American college baseball tournament

The 2000 Colonial Athletic Association baseball tournament was held at Coy Tillett Sr. Memorial Field in Manteo, North Carolina, from May 16 through 20. The event determined the champion of the Colonial Athletic Association for the 2000 season. Second-seeded won the tournament for the seventh time, and second in a row, and earned the CAA's automatic bid to the 2000 NCAA Division I baseball tournament.

Entering the event, East Carolina had won the most championships, with six. Old Dominion and Richmond had each won three, while George Mason had won twice.

==Format and seeding==
The CAA's teams were seeded one to eight based on winning percentage from the conference's round robin regular season. They played a double-elimination tournament.

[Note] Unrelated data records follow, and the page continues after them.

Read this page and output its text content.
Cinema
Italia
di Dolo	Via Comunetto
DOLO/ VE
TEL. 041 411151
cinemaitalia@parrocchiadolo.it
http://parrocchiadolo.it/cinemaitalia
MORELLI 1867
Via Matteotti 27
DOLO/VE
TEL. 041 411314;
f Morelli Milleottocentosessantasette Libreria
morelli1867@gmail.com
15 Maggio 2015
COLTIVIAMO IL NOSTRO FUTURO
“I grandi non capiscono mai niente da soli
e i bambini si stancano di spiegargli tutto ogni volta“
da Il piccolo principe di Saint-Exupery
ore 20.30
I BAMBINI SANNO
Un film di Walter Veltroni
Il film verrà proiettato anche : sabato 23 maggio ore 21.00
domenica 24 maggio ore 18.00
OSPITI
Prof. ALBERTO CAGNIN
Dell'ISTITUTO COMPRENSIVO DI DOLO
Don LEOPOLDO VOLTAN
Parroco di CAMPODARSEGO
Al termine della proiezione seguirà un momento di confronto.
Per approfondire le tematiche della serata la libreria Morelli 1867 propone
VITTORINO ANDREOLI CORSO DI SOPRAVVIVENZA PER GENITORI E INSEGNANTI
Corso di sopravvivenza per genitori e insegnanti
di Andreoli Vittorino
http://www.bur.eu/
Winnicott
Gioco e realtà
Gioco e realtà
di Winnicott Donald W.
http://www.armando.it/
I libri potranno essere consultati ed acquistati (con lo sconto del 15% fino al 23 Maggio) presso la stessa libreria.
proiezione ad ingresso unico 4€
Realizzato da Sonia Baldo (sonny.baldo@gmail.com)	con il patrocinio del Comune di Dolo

| Team | W | L | Pct. | GB | Seed |
|---|---|---|---|---|---|
| Old Dominion | 14 | 7 | .667 | — | 1 |
| East Carolina | 14 | 7 | .667 | — | 2 |
| UNC Wilmington | 13 | 8 | .619 | 1 | 3 |
| James Madison | 12 | 9 | .571 | 2 | 4 |
| VCU | 9 | 12 | .429 | 5 | 5 |
| Richmond | 8 | 13 | .381 | 6 | 6 |
| George Mason | 7 | 14 | .368 | 7 | 7 |
| William & Mary | 7 | 14 | .286 | 7 | 8 |

==Most Valuable Player==
Lee Delfino was named Tournament Most Valuable Player. Delfino was a shortstop for East Carolina.